If you find some one with eyes like the sea after a storm, you are morally obligated to marry him or her.
- “Oh my sweet Westley! What have I done?”
It is never too late to throw one’s self done a hill in an effort to join one’s true love. But you only get full points for doing somersaults.
- “Who says life is fair?”
This a sad truth. One that we need fairy tales to tell us. By means of making everything come out fair. An ideal world, the world as it should be. This is the beauty of fairy tales.
- “Westley and I are joined by the bonds of love. And you cannot track that, not with a thousand bloodhounds. And you cannot break that, not with a thousand swords. And I say you are a coward, it is only because you are the slimiest weakling every to crawl the face of the earth!”
True love will conquer all. This is not just a convention. This is poetry. This is truth. This truth is the source of all poetry.
And this is the most spunk that Buttercup shows for the entire movie. In fact, it is only here is where we start to like her again. Because, darn it, she needs to fight for her love. Love is worth fighting for!

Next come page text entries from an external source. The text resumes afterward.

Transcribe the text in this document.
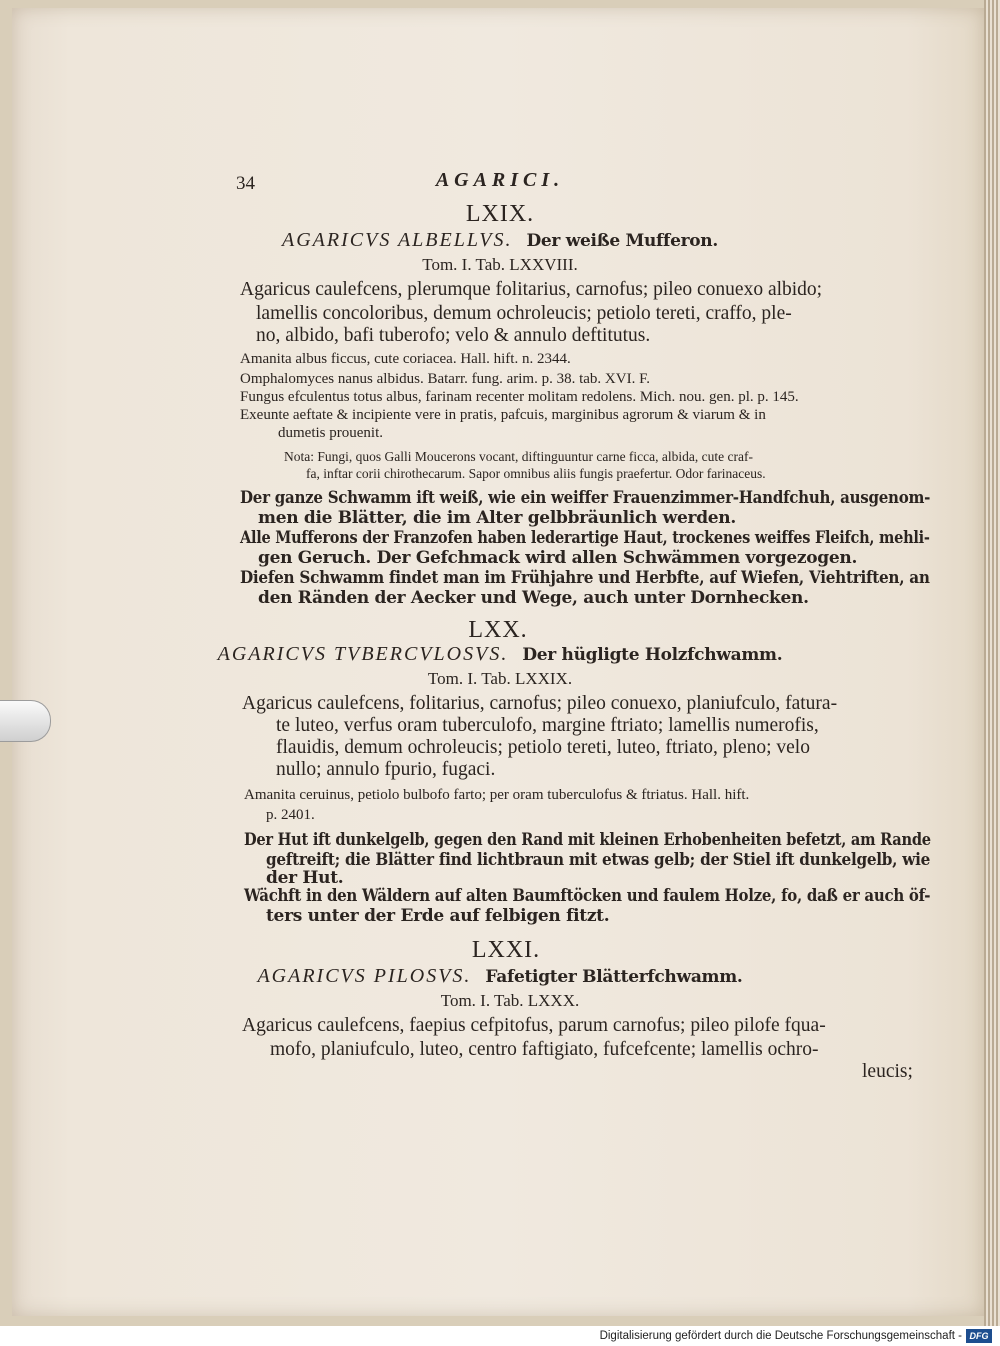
34	AGARICI.
LXIX.
AGARICVS ALBELLVS. Der weiße Mufferon.
Tom. I. Tab. LXXVIII.
Agaricus caulefcens, plerumque folitarius, carnofus; pileo conuexo albido;
lamellis concoloribus, demum ochroleucis; petiolo tereti, craffo, ple-
no, albido, bafi tuberofo; velo & annulo deftitutus.
Amanita albus ficcus, cute coriacea. Hall. hift. n. 2344.
Omphalomyces nanus albidus. Batarr. fung. arim. p. 38. tab. XVI. F.
Fungus efculentus totus albus, farinam recenter molitam redolens. Mich. nou. gen. pl. p. 145.
Exeunte aeftate & incipiente vere in pratis, pafcuis, marginibus agrorum & viarum & in
dumetis prouenit.
Nota: Fungi, quos Galli Moucerons vocant, diftinguuntur carne ficca, albida, cute craf-
fa, inftar corii chirothecarum. Sapor omnibus aliis fungis praefertur. Odor farinaceus.
Der ganze Schwamm ift weiß, wie ein weiffer Frauenzimmer-Handfchuh, ausgenom-
men die Blätter, die im Alter gelbbräunlich werden.
Alle Mufferons der Franzofen haben lederartige Haut, trockenes weiffes Fleifch, mehli-
gen Geruch. Der Gefchmack wird allen Schwämmen vorgezogen.
Diefen Schwamm findet man im Frühjahre und Herbfte, auf Wiefen, Viehtriften, an
den Ränden der Aecker und Wege, auch unter Dornhecken.
LXX.
AGARICVS TVBERCVLOSVS. Der hügligte Holzfchwamm.
Tom. I. Tab. LXXIX.
Agaricus caulefcens, folitarius, carnofus; pileo conuexo, planiufculo, fatura-
te luteo, verfus oram tuberculofo, margine ftriato; lamellis numerofis,
flauidis, demum ochroleucis; petiolo tereti, luteo, ftriato, pleno; velo
nullo; annulo fpurio, fugaci.
Amanita ceruinus, petiolo bulbofo farto; per oram tuberculofus & ftriatus. Hall. hift.
p. 2401.
Der Hut ift dunkelgelb, gegen den Rand mit kleinen Erhobenheiten befetzt, am Rande
geftreift; die Blätter find lichtbraun mit etwas gelb; der Stiel ift dunkelgelb, wie
der Hut.
Wächft in den Wäldern auf alten Baumftöcken und faulem Holze, fo, daß er auch öf-
ters unter der Erde auf felbigen fitzt.
LXXI.
AGARICVS PILOSVS. Fafetigter Blätterfchwamm.
Tom. I. Tab. LXXX.
Agaricus caulefcens, faepius cefpitofus, parum carnofus; pileo pilofe fqua-
mofo, planiufculo, luteo, centro faftigiato, fufcefcente; lamellis ochro-
leucis;
Digitalisierung gefördert durch die Deutsche Forschungsgemeinschaft - DFG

- “Mawiage! That bwessed awANGEment! That DWEAM, wivIN, a DWEAM!”
Somehow, truths are still truths. Even when spoken in a silly voice. Sweet, impressive clergymen will usually be there, pointing the way. If only we would listen and not rush off to start a war.
- “It’s possible, pig. I might be bluffing. It’s conceivable, you miserable, vomitous mass, that I’m only lying here because I lack the strength to stand. But, then again… perhaps I have the strength after all.”
Drop. Your. Sword.
When a man who is as passionate, intense, dedicated, and talented with words as Westley is tells you to drop your sword, do it. And then, if you are a woman, marry him.
- As you wish.
This is was one of the sweetest declaration of love in all on cinema. Until I watched Shakespeare. But “as you wish” still has the ring total devotion and self-sacrificing love. It cements this relationship as one that, indeed, remains one of the of the top five love stories of all time.If life is pain, than love is an even worse pain.
The kind that makes you do silly things, like polish saddles and split wood and fetch pitchers . . . . it yet it is one of the most beautiful things about being human.